Based on the above results, it was confirmed that CD146+ TMSC-NVs have high anti-aging and skin regeneration efficacies.

8a and 8b show that human skin tissue is irradiated with ultraviolet B (ultraviolet B, UVB) to create a skin aging model, and CD146+ TMSC-NV is treated, and then collagen type 1, collagen type 3, This is the result of confirming involucrin and filaggrin through immunostaining.

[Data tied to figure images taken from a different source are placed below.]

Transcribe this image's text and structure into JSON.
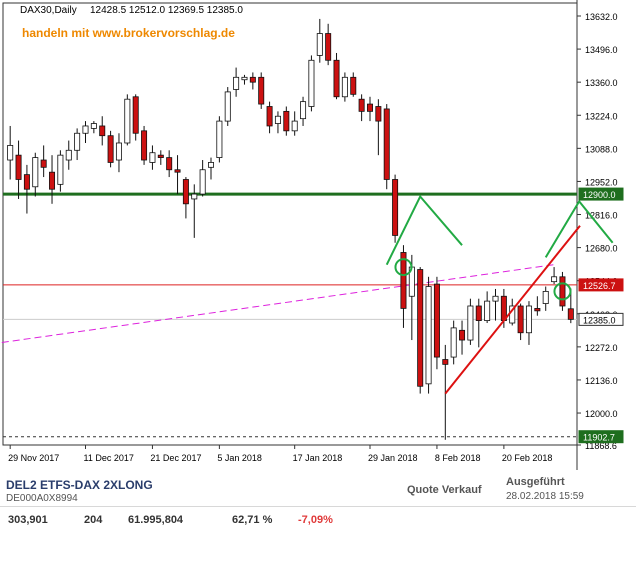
{
  "header": {
    "instrument": "DAX30,Daily",
    "ohlc": "12428.5 12512.0 12369.5 12385.0",
    "watermark": "handeln mit www.brokervorschlag.de"
  },
  "chart_data": {
    "type": "candlestick",
    "ylim": [
      11868.6,
      13700
    ],
    "y_ticks": [
      "13632.0",
      "13496.0",
      "13360.0",
      "13224.0",
      "13088.0",
      "12952.0",
      "12816.0",
      "12680.0",
      "12544.0",
      "12408.0",
      "12272.0",
      "12136.0",
      "12000.0",
      "11868.6"
    ],
    "x_tick_labels": [
      {
        "i": 0,
        "label": "29 Nov 2017"
      },
      {
        "i": 9,
        "label": "11 Dec 2017"
      },
      {
        "i": 17,
        "label": "21 Dec 2017"
      },
      {
        "i": 25,
        "label": "5 Jan 2018"
      },
      {
        "i": 34,
        "label": "17 Jan 2018"
      },
      {
        "i": 43,
        "label": "29 Jan 2018"
      },
      {
        "i": 51,
        "label": "8 Feb 2018"
      },
      {
        "i": 59,
        "label": "20 Feb 2018"
      }
    ],
    "price_labels": [
      {
        "value": 12900.0,
        "text": "12900.0",
        "bg": "#1e6e1e"
      },
      {
        "value": 12526.7,
        "text": "12526.7",
        "bg": "#cc1111"
      },
      {
        "value": 12385.0,
        "text": "12385.0",
        "bg": "#ffffff"
      },
      {
        "value": 11902.7,
        "text": "11902.7",
        "bg": "#1e6e1e"
      }
    ],
    "candles": [
      {
        "o": 13040,
        "h": 13180,
        "l": 12960,
        "c": 13100
      },
      {
        "o": 13060,
        "h": 13120,
        "l": 12880,
        "c": 12960
      },
      {
        "o": 12980,
        "h": 13020,
        "l": 12820,
        "c": 12920
      },
      {
        "o": 12930,
        "h": 13070,
        "l": 12890,
        "c": 13050
      },
      {
        "o": 13040,
        "h": 13100,
        "l": 12970,
        "c": 13010
      },
      {
        "o": 12990,
        "h": 13060,
        "l": 12860,
        "c": 12920
      },
      {
        "o": 12940,
        "h": 13080,
        "l": 12910,
        "c": 13060
      },
      {
        "o": 13040,
        "h": 13120,
        "l": 13000,
        "c": 13080
      },
      {
        "o": 13080,
        "h": 13170,
        "l": 13040,
        "c": 13150
      },
      {
        "o": 13150,
        "h": 13200,
        "l": 13110,
        "c": 13180
      },
      {
        "o": 13170,
        "h": 13200,
        "l": 13150,
        "c": 13190
      },
      {
        "o": 13180,
        "h": 13220,
        "l": 13100,
        "c": 13140
      },
      {
        "o": 13140,
        "h": 13160,
        "l": 13010,
        "c": 13030
      },
      {
        "o": 13040,
        "h": 13150,
        "l": 12990,
        "c": 13110
      },
      {
        "o": 13110,
        "h": 13310,
        "l": 13100,
        "c": 13290
      },
      {
        "o": 13300,
        "h": 13310,
        "l": 13120,
        "c": 13150
      },
      {
        "o": 13160,
        "h": 13180,
        "l": 13020,
        "c": 13040
      },
      {
        "o": 13030,
        "h": 13100,
        "l": 13000,
        "c": 13070
      },
      {
        "o": 13060,
        "h": 13080,
        "l": 13020,
        "c": 13050
      },
      {
        "o": 13050,
        "h": 13080,
        "l": 12970,
        "c": 13000
      },
      {
        "o": 13000,
        "h": 13060,
        "l": 12900,
        "c": 12990
      },
      {
        "o": 12960,
        "h": 12970,
        "l": 12800,
        "c": 12860
      },
      {
        "o": 12880,
        "h": 12940,
        "l": 12720,
        "c": 12900
      },
      {
        "o": 12900,
        "h": 13040,
        "l": 12890,
        "c": 13000
      },
      {
        "o": 13010,
        "h": 13050,
        "l": 12960,
        "c": 13030
      },
      {
        "o": 13050,
        "h": 13220,
        "l": 13030,
        "c": 13200
      },
      {
        "o": 13200,
        "h": 13340,
        "l": 13180,
        "c": 13320
      },
      {
        "o": 13330,
        "h": 13420,
        "l": 13300,
        "c": 13380
      },
      {
        "o": 13370,
        "h": 13390,
        "l": 13350,
        "c": 13380
      },
      {
        "o": 13380,
        "h": 13400,
        "l": 13330,
        "c": 13360
      },
      {
        "o": 13380,
        "h": 13400,
        "l": 13250,
        "c": 13270
      },
      {
        "o": 13260,
        "h": 13280,
        "l": 13150,
        "c": 13180
      },
      {
        "o": 13190,
        "h": 13240,
        "l": 13150,
        "c": 13220
      },
      {
        "o": 13240,
        "h": 13260,
        "l": 13140,
        "c": 13160
      },
      {
        "o": 13160,
        "h": 13240,
        "l": 13140,
        "c": 13200
      },
      {
        "o": 13210,
        "h": 13300,
        "l": 13180,
        "c": 13280
      },
      {
        "o": 13260,
        "h": 13470,
        "l": 13240,
        "c": 13450
      },
      {
        "o": 13470,
        "h": 13620,
        "l": 13440,
        "c": 13560
      },
      {
        "o": 13560,
        "h": 13600,
        "l": 13430,
        "c": 13450
      },
      {
        "o": 13450,
        "h": 13480,
        "l": 13290,
        "c": 13300
      },
      {
        "o": 13300,
        "h": 13400,
        "l": 13280,
        "c": 13380
      },
      {
        "o": 13380,
        "h": 13400,
        "l": 13300,
        "c": 13310
      },
      {
        "o": 13290,
        "h": 13310,
        "l": 13200,
        "c": 13240
      },
      {
        "o": 13270,
        "h": 13300,
        "l": 13200,
        "c": 13240
      },
      {
        "o": 13260,
        "h": 13290,
        "l": 13060,
        "c": 13200
      },
      {
        "o": 13250,
        "h": 13270,
        "l": 12920,
        "c": 12960
      },
      {
        "o": 12960,
        "h": 12980,
        "l": 12700,
        "c": 12730
      },
      {
        "o": 12660,
        "h": 12690,
        "l": 12350,
        "c": 12430
      },
      {
        "o": 12480,
        "h": 12650,
        "l": 12300,
        "c": 12600
      },
      {
        "o": 12590,
        "h": 12600,
        "l": 12080,
        "c": 12110
      },
      {
        "o": 12120,
        "h": 12560,
        "l": 12080,
        "c": 12520
      },
      {
        "o": 12530,
        "h": 12560,
        "l": 12180,
        "c": 12230
      },
      {
        "o": 12220,
        "h": 12280,
        "l": 11890,
        "c": 12200
      },
      {
        "o": 12230,
        "h": 12380,
        "l": 12200,
        "c": 12350
      },
      {
        "o": 12340,
        "h": 12380,
        "l": 12240,
        "c": 12300
      },
      {
        "o": 12300,
        "h": 12470,
        "l": 12280,
        "c": 12440
      },
      {
        "o": 12440,
        "h": 12470,
        "l": 12270,
        "c": 12380
      },
      {
        "o": 12380,
        "h": 12500,
        "l": 12370,
        "c": 12460
      },
      {
        "o": 12460,
        "h": 12510,
        "l": 12380,
        "c": 12480
      },
      {
        "o": 12480,
        "h": 12510,
        "l": 12350,
        "c": 12380
      },
      {
        "o": 12370,
        "h": 12470,
        "l": 12360,
        "c": 12440
      },
      {
        "o": 12440,
        "h": 12450,
        "l": 12300,
        "c": 12330
      },
      {
        "o": 12330,
        "h": 12460,
        "l": 12280,
        "c": 12440
      },
      {
        "o": 12430,
        "h": 12480,
        "l": 12400,
        "c": 12420
      },
      {
        "o": 12450,
        "h": 12520,
        "l": 12420,
        "c": 12500
      },
      {
        "o": 12540,
        "h": 12600,
        "l": 12530,
        "c": 12560
      },
      {
        "o": 12560,
        "h": 12580,
        "l": 12420,
        "c": 12440
      },
      {
        "o": 12428.5,
        "h": 12512.0,
        "l": 12369.5,
        "c": 12385.0
      }
    ]
  },
  "info": {
    "name": "DEL2 ETFS-DAX 2XLONG",
    "isin": "DE000A0X8994",
    "quote_label": "Quote Verkauf",
    "executed_label": "Ausgeführt",
    "executed_time": "28.02.2018 15:59",
    "price": "303,901",
    "quantity": "204",
    "amount": "61.995,804",
    "percent": "62,71 %",
    "change": "-7,09%"
  },
  "colors": {
    "bull": "#ffffff",
    "bear": "#cc1111",
    "support": "#1e6e1e",
    "resistance": "#dd2222",
    "ma": "#dd22dd",
    "trend": "#dd1111",
    "pattern": "#22aa44"
  }
}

Based on the above results, when the CD146+ TMSC-NV was treated, it was confirmed that damage to human skin tissue caused by ultraviolet rays was restored.

Claims

A composition for skin regeneration and anti-aging comprising human tonsillar stem cell-derived endoplasmic reticulum as an active ingredient.
The method of claim 1,

The composition of claim 1, wherein the endoplasmic reticulum is one selected from extracellular vesicles, microvesicles and nanovesicles.
The method of claim 1,

Wherein the human tonsillar stem cells are human tonsillar mesenchymal stem cells.
The method of claim 3,

Wherein the human tonsil stem cells are CD146 positive.
The method of claim 2,

Wherein the nanovesicle has a diameter of 50 nm to 250 nm.
The method of claim 1,

Wherein the endoplasmic reticulum further comprises at least one immune antigen selected from CD14, CD34, CD45, CD73, CD90, and CD146.
The method of claim 1,

The human tonsillar stem cells are

digesting human tonsil tissue with collagenase type 1 and DNase 1;

Obtaining a cell pellet by filtering and centrifuging the digested product to remove the supernatant; and

A composition prepared by a method comprising the step of obtaining human tonsil stem cells by culturing cells obtained from the cell pellet.
The method of claim 2,

The nanovesicle is

After suspending the subcultured human tonsil stem cells in a culture medium, centrifuging to remove the supernatant; and

A composition that is prepared by a method comprising the step of resuspending the cell pellet from which the supernatant is removed and then continuously passing through two or more filters having different pore sizes with an extruder.
The method of claim 8,

Wherein the two or more filters having different pore sizes are used in the order of a filter having a large pore size and a filter having a small pore size.
The method of claim 8,

Wherein the two or more filters having different pore sizes are used in the order of filters having a pore size of 10 μm, 5 μm and 0.4 μm.
The method of claim 7,

treating the obtained human tonsil stem cells with an FcR blocking reagent, and then reacting after treatment with CD146 microbeads;

After the reaction, treatment with a buffer for magnetic-activated cell sorting (MACS), followed by centrifugation to remove the supernatant; and

The composition further comprising the step of separating CD146 positives and negatives through a MACS separator and column.
The method of claim 1,

Wherein the composition is a pharmaceutical composition or a cosmetic composition.